The getEmployee method is a cacheable method; it uses the cache employee. When the getEmployee method is invoked more than once with the same employee ID, the object is returned from the cache instead of the original method being invoked. The saveEmployee method is a CacheEvict method.

Now, we'll examine caching. We'll call the getEmployee method twice; the first call will populate the cache and the subsequent call will be responded toby the cache. Create a JUnit test, CacheConfiguration, and add the following lines:

@RunWith(SpringJUnit4ClassRunner.class)
@ContextConfiguration(locations="classpath:com/packt/cache/
applicationContext.xml")
public class CacheConfiguration {
@Autowired
ApplicationContext context;
@Test public void jobTest() throws Exception {
EmployeeService employeeService =
(EmployeeService)context.getBean(EmployeeService.class);
long time = System.currentTimeMillis();
employeeService.getEmployee("101");
System.out.println("time taken
="+(System.currentTimeMillis() - time));
time = System.currentTimeMillis();
employeeService.getEmployee("101");
System.out.println("time taken to read from cache
="+(System.currentTimeMillis() - time));
time = System.currentTimeMillis();
employeeService.getEmployee("102");
System.out.println("time taken
="+(System.currentTimeMillis() - time));
time = System.currentTimeMillis();
employeeService.getEmployee("102");
System.out.println("time taken to read from cache
="+(System.currentTimeMillis() - time));
employeeService.saveEmployee(new Employee("1000",
"Sujoy", "Acharya"));
time = System.currentTimeMillis();
employeeService.getEmployee("1000");
System.out.println("time taken
="+(System.currentTimeMillis() - time));
time = System.currentTimeMillis();
employeeService.getEmployee("1000");
System.out.println("time taken to read from cache
="+(System.currentTimeMillis() - time));
}
}

Note that the getEmployee method is invoked twice for each employee, and we recorded the method execution time in milliseconds. You will find from the output that every second call is answered by the cache, as the first call prints Loading a employee with id of : 101 and then the next call doesn't print the message but prints the time taken to execute. You will also find that the time taken for the cached objects is zero or less than the method invocation time.

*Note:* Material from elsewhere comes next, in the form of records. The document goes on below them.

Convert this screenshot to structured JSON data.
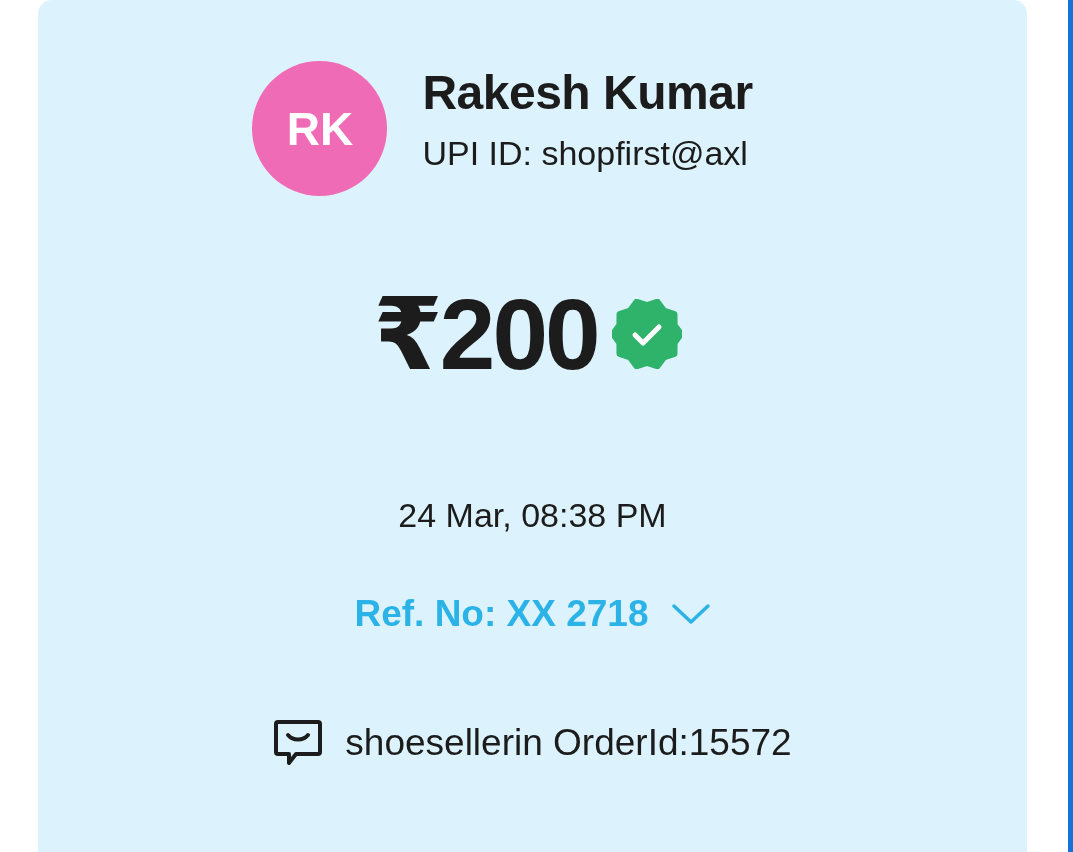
{
  "payee": {
    "initials": "RK",
    "color": "#f06bb5",
    "name": "Rakesh Kumar",
    "upi_id": "UPI ID: shopfirst@axl"
  },
  "payment": {
    "amount": "₹200",
    "verified": true,
    "datetime": "24 Mar, 08:38 PM",
    "reference": "Ref. No: XX 2718",
    "reference_expanded": false,
    "note": "shoesellerin OrderId:15572"
  }
}
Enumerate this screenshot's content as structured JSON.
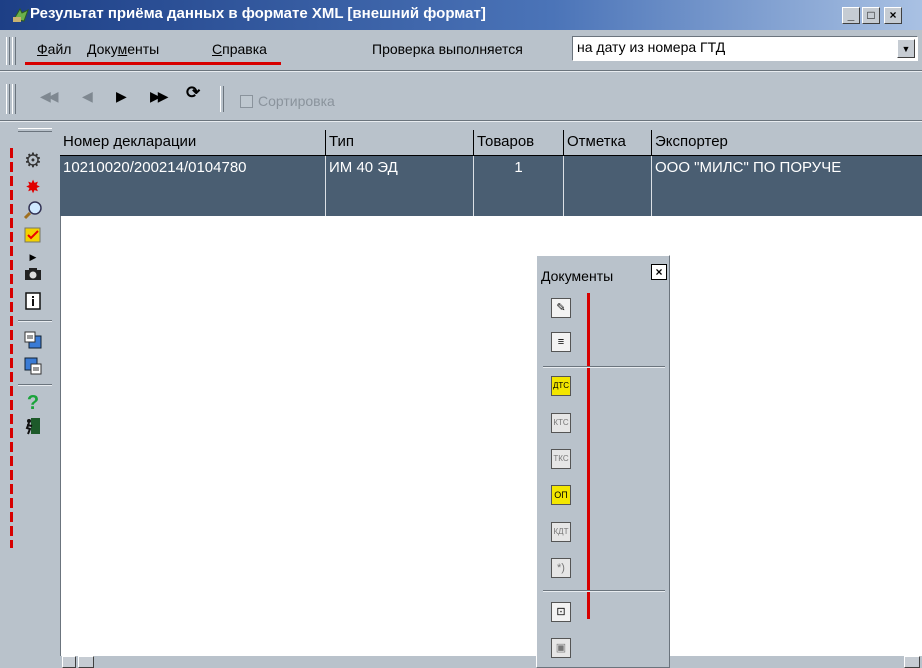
{
  "window": {
    "title": "Результат приёма данных в формате XML [внешний формат]",
    "minimize_label": "_",
    "maximize_label": "□",
    "close_label": "×"
  },
  "menu": {
    "file": {
      "underlined": "Ф",
      "rest": "айл"
    },
    "documents": {
      "before": "Доку",
      "underlined": "м",
      "rest": "енты"
    },
    "help": {
      "underlined": "С",
      "rest": "правка"
    }
  },
  "check": {
    "label": "Проверка выполняется",
    "value": "на дату из номера ГТД",
    "arrow": "▼"
  },
  "nav_toolbar": {
    "first": "◀◀",
    "prev": "◀",
    "next": "▶",
    "last": "▶▶",
    "refresh": "⟳",
    "sort_label": "Сортировка"
  },
  "left_toolbar": [
    "settings-icon",
    "burst-icon",
    "magnifier-icon",
    "checkbox-icon",
    "small-arrow-icon",
    "camera-icon",
    "info-icon",
    "export-icon",
    "import-icon",
    "help-icon",
    "exit-icon"
  ],
  "grid": {
    "columns": [
      "Номер декларации",
      "Тип",
      "Товаров",
      "Отметка",
      "Экспортер"
    ],
    "rows": [
      {
        "number": "10210020/200214/0104780",
        "type": "ИМ 40 ЭД",
        "goods": "1",
        "mark": "",
        "exporter": "ООО \"МИЛС\" ПО ПОРУЧЕ"
      }
    ]
  },
  "docs_panel": {
    "title": "Документы",
    "close": "×",
    "icons": [
      {
        "name": "doc-edit-icon",
        "label": "✎"
      },
      {
        "name": "doc-list-icon",
        "label": "≡"
      },
      {
        "name": "dts-icon",
        "label": "ДТС"
      },
      {
        "name": "kts-icon",
        "label": "КТС"
      },
      {
        "name": "tks-icon",
        "label": "ТКС"
      },
      {
        "name": "op-icon",
        "label": "ОП"
      },
      {
        "name": "kdt-icon",
        "label": "КДТ"
      },
      {
        "name": "quote-icon",
        "label": "*)"
      },
      {
        "name": "xml-doc-icon",
        "label": "⊡"
      },
      {
        "name": "save-icon",
        "label": "▣"
      }
    ]
  },
  "colors": {
    "accent_red": "#d70000",
    "selection": "#4a5e72",
    "title_start": "#1d3f86"
  }
}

The following screenshot shows the output: time-travelling-spring-img-4

Summary

This article started with discovering the features of the new major Spring release 4.0, such as Java 8 support and so on. Then, we picked four Spring 4 topics and explored them one by one.

The @Async section showcased the execution of long-running methods asynchronously and provided an example of how to handle asynchronous processing.

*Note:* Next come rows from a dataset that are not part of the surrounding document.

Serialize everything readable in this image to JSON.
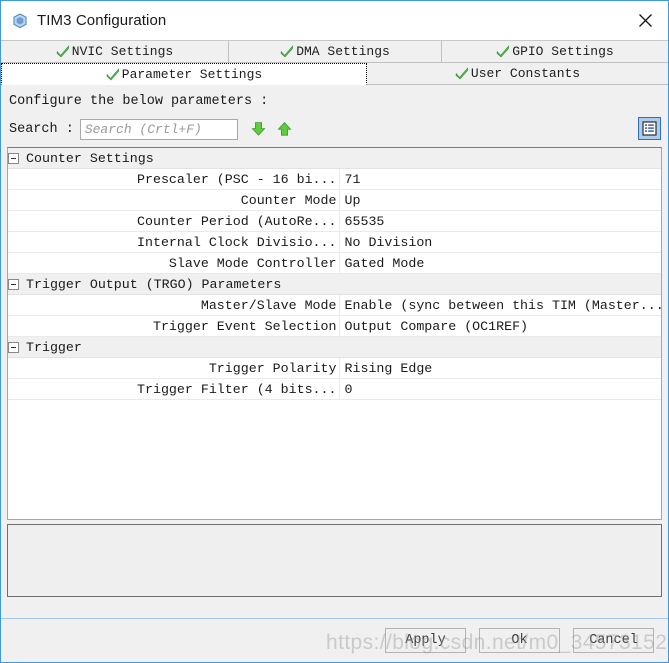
{
  "window": {
    "title": "TIM3 Configuration",
    "app_icon": "cube-icon",
    "close_icon": "close-icon",
    "accent_color": "#3d9ae0"
  },
  "tabs": {
    "row1": [
      {
        "label": "NVIC Settings",
        "icon": "check-icon",
        "selected": false
      },
      {
        "label": "DMA Settings",
        "icon": "check-icon",
        "selected": false
      },
      {
        "label": "GPIO Settings",
        "icon": "check-icon",
        "selected": false
      }
    ],
    "row2": [
      {
        "label": "Parameter Settings",
        "icon": "check-icon",
        "selected": true
      },
      {
        "label": "User Constants",
        "icon": "check-icon",
        "selected": false
      }
    ]
  },
  "main": {
    "configure_line": "Configure the below parameters :",
    "search": {
      "label": "Search :",
      "value": "",
      "placeholder": "Search (Crtl+F)",
      "down_icon": "arrow-down-icon",
      "up_icon": "arrow-up-icon"
    },
    "list_toggle_icon": "list-view-icon"
  },
  "table": {
    "groups": [
      {
        "title": "Counter Settings",
        "rows": [
          {
            "name": "Prescaler (PSC - 16 bi...",
            "value": "71"
          },
          {
            "name": "Counter Mode",
            "value": "Up"
          },
          {
            "name": "Counter Period (AutoRe...",
            "value": "65535"
          },
          {
            "name": "Internal Clock Divisio...",
            "value": "No Division"
          },
          {
            "name": "Slave Mode Controller",
            "value": "Gated Mode"
          }
        ]
      },
      {
        "title": "Trigger Output (TRGO) Parameters",
        "rows": [
          {
            "name": "Master/Slave Mode",
            "value": "Enable (sync between this TIM (Master..."
          },
          {
            "name": "Trigger Event Selection",
            "value": "Output Compare (OC1REF)"
          }
        ]
      },
      {
        "title": "Trigger",
        "rows": [
          {
            "name": "Trigger Polarity",
            "value": "Rising Edge"
          },
          {
            "name": "Trigger Filter (4 bits...",
            "value": "0"
          }
        ]
      }
    ]
  },
  "footer": {
    "apply_label": "Apply",
    "ok_label": "Ok",
    "cancel_label": "Cancel"
  },
  "watermark": {
    "line_a": "https://blog.csdn.net/m0_34573152",
    "line_b": "https://blog.csdn.net/m0_34573152"
  }
}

The @RestController section eased the RESTful web service development with the advent of the @RestController annotation.

The AsyncRestTemplate section explained the RESTful client code to invoke RESTful web service asynchronously.

Caching is inevitable for a high-performance, scalable web application. The caching section explained the EhCache and Spring integrations to achieve a high-availability caching solution.